The next step is re-learning how to speak American. We always forget how much our speech patterns have changed. For the most part our accents are as they ever were; that will never change. But speaking to Americans in America, we still use Scottish lingo. So Matt tells a confused Shell station attendant that he was “phaffing about” with something; Alissa says weekend with the emphasis on the second syllable. This morning Alissa was queuing at Starbucks when she gave Matt a fiver to pay while she went to the loo. No she wasn’t. She was standing in line at Starbucks when she gave Matt five bucks to pay while she went to the restroom. The little differences are endless.

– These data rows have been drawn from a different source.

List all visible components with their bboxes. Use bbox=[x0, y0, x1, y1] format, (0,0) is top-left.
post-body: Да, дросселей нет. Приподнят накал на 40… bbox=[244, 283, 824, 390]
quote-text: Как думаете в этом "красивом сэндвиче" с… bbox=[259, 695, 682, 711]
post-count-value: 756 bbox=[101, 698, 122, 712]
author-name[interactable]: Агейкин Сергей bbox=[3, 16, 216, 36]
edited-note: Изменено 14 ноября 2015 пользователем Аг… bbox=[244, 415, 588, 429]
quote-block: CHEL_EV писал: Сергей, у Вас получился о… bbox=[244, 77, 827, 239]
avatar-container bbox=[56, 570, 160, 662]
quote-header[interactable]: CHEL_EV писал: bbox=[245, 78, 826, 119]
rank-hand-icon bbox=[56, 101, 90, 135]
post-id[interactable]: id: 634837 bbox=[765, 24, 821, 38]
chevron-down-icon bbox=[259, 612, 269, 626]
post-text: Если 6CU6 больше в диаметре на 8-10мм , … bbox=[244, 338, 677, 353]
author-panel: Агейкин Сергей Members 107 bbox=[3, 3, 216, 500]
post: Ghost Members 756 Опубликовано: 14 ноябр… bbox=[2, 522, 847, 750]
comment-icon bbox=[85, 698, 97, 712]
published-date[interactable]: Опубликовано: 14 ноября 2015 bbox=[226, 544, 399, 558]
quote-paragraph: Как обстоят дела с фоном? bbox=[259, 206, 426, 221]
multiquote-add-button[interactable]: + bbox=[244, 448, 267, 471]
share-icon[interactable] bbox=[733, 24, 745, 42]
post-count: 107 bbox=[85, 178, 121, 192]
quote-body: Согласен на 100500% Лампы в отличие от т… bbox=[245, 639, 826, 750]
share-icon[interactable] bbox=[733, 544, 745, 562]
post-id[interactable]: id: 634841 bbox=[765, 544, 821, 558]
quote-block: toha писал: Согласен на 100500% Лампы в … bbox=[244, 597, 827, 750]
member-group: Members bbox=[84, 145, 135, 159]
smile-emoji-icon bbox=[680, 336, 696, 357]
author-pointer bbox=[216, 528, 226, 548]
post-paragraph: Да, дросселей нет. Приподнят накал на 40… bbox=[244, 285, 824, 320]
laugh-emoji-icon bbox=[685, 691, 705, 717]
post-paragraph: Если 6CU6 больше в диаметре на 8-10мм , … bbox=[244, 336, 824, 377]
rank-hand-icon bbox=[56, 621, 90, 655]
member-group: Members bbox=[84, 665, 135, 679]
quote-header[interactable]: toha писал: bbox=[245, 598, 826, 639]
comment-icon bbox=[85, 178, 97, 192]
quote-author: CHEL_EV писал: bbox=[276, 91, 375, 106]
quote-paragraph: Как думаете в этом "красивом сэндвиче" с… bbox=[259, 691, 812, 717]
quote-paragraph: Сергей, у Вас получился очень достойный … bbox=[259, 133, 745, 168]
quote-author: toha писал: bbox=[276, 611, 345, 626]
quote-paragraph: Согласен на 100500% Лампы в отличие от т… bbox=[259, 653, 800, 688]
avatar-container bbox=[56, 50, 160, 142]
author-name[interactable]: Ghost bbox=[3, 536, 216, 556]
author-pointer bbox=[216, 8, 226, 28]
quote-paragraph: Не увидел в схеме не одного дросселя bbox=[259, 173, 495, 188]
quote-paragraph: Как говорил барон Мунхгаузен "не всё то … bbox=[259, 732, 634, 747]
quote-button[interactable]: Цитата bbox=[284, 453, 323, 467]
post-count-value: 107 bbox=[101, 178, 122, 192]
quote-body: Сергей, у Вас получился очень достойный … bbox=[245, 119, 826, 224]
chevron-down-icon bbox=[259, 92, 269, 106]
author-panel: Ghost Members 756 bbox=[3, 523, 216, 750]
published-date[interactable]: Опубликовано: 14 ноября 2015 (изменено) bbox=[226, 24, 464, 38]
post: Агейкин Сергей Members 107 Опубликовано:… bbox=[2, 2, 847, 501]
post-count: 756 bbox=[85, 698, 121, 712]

And we have definitely adopted a British speech volume. No one in America can hear what we say. Alissa asked for a chai latte at a perfectly normal British conversational volume, and the woman at the till (Wait, it’s not a till, it’s a cash register) shouted back, “A what kinda latte?” Yesterday Matt was speaking to the cashier at the supermarket and she kept interrupting him mid-sentence and talking over him. At the time we thought she was just being rude, but now we get it: she couldn’t hear him.

One thing you notice as an American abroad is how loud we are. Maybe it’s something to do with that friendly openness we’re famous for. Maybe it’s something to do with (over)confidence ,the idea that what we have to say is something everybody within earshot really needs to hear. Maybe it’s just that our voices have to carry across America’s wide-open spaces. But apparently it affects our hearing too.

We’re not only going to have to re-learn words and expressions, we’re going to have to re-learn volume.